I'm having an interesting conversation with Jonathan Jenkins Ichikawa in the comments to his post "Kipnis on Sexual Assault and Sexual Agency". While we disagree on fundamentals (I think), he's forcing me to articulate my position quite clearly, for which I'm grateful.
When it's over I'll write a post summarizing what I learned.
3 comments:
Thomas,
I read your exchange on Jonathan Jenkins Ichikawa's blog about Kipnis' and JJI's views on agency.
I would like to make an analogy with agency in the wilderness. I imagine Kipnis would advocate for agency in the wilderness of the sort of Sacagawea, i.e. able to navigate, communicate, and survive autonomously. On the other hand, I imagine JJI's agency is more of the sort of a cell phone in a pocket either to provide reassurance and confidence, possibly over confidence, and/or an electronic umbilical cord, i.e. to call for help if one gets lost or in danger in the wilderness.
The two forms of agency are not mutually exclusive. Indeed, they complement each other. The more you can rely on one, the less you may need the other. The debate if there is one, is which is the better one to rely on, practically and ethically.
https://en.wikipedia.org/wiki/Sacagawea
http://old.seattletimes.com/html/travel/2010171491_trhikingemergency01.html
That's an interesting example. When my kids were younger I resisted giving them cell phones because I wanted them to learn to get lost and find their way home without just calling. Or how to solve any other problem. I stuck to my guns for a while, but once they did get their phones they called me too much to my liking. I had to tell them explicitly, "Try to figure it out yourself."
I suspect it's considered bad form in Title IX circles to ask a woman who is having trouble with a man to try to work it out herself. As a parent, I also didn't like having to reject their request for help. That's why I think it would have been better not to have the option, not to have the "umbilical cord", as you put it. The point I've been trying to assert against Jonathan's position is that we're bringing an outside authority into situations that might otherwise teach us to exercise our own judgment.
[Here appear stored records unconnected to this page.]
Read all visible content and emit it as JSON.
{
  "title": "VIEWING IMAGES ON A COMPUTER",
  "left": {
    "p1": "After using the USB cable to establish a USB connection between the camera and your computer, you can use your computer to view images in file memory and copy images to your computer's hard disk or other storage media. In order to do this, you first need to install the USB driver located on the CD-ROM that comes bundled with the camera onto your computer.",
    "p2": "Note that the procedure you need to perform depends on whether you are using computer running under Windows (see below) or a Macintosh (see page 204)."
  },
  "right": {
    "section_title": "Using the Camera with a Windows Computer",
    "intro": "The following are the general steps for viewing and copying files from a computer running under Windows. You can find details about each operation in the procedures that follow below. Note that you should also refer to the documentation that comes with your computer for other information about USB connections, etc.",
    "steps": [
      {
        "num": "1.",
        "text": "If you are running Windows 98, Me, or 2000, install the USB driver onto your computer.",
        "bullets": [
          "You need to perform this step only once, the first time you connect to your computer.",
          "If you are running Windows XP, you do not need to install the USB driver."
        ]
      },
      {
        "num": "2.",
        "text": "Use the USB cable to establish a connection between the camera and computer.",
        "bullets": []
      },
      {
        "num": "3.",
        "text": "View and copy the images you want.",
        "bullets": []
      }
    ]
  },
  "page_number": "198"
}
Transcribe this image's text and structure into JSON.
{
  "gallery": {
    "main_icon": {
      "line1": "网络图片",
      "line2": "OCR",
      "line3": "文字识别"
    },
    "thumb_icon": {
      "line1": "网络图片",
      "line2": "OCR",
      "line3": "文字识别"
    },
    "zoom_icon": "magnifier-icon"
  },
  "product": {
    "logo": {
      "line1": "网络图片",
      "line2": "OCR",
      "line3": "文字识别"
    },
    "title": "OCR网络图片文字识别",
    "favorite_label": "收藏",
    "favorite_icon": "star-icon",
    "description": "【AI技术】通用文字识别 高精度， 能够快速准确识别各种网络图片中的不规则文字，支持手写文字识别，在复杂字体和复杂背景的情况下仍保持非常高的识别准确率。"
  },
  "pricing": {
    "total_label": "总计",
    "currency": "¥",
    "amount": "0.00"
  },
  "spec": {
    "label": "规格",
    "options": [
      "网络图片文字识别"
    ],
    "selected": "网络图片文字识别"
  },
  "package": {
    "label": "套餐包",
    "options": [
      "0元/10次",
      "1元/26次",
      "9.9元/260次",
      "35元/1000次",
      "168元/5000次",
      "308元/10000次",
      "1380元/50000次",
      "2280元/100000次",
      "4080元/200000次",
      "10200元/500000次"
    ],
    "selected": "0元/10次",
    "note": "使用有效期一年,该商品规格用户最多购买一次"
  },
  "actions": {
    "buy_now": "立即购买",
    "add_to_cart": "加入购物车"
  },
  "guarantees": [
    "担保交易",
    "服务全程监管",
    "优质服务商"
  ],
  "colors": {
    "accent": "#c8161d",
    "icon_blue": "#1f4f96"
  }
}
(I guess I have a pretty clear opinion about which approach I think is most ethical.)
The analogy is a good one but not as close as the following.
A guy skinny dips in his own backyard pool. His neighbor witnesses it occasionally and would prefer not to. Does the latter person ignore the occasional unwelcome scene, tell the guy directly to remedy the problem, or instead go to the home owner's association (HOA) to notify the guy that his conduct is offending one or more of his neighbors? To make the analogy more fitting, the HOA should claim that the Federal Government gives it both the authority and the responsibility not just to tell the guy to be more discrete, or stop the behavior entirely, but to remove the guy from the neighborhood. The guy must sue in court for the possibility to return to his home and his pool.
The HOA is a better analogy than the wilderness because the HOA has arbitrary rules and stereotypically an over-wrought sense of self importance, like Title IX offices. The wilderness has known (or at least knowable) laws and applies them impartially without regard to the person's sex, race, etc. (Well, not quite: men and women and people of different races have general characteristics - some may experience heat or sun less favorably than others for example).
I didn't specify the gender of the neighbor. But now change the skinny dipper from male to female, and reconsider the scenario.
That is a better analogy. I wonder the reactions of you and Jonathan on these scenarios.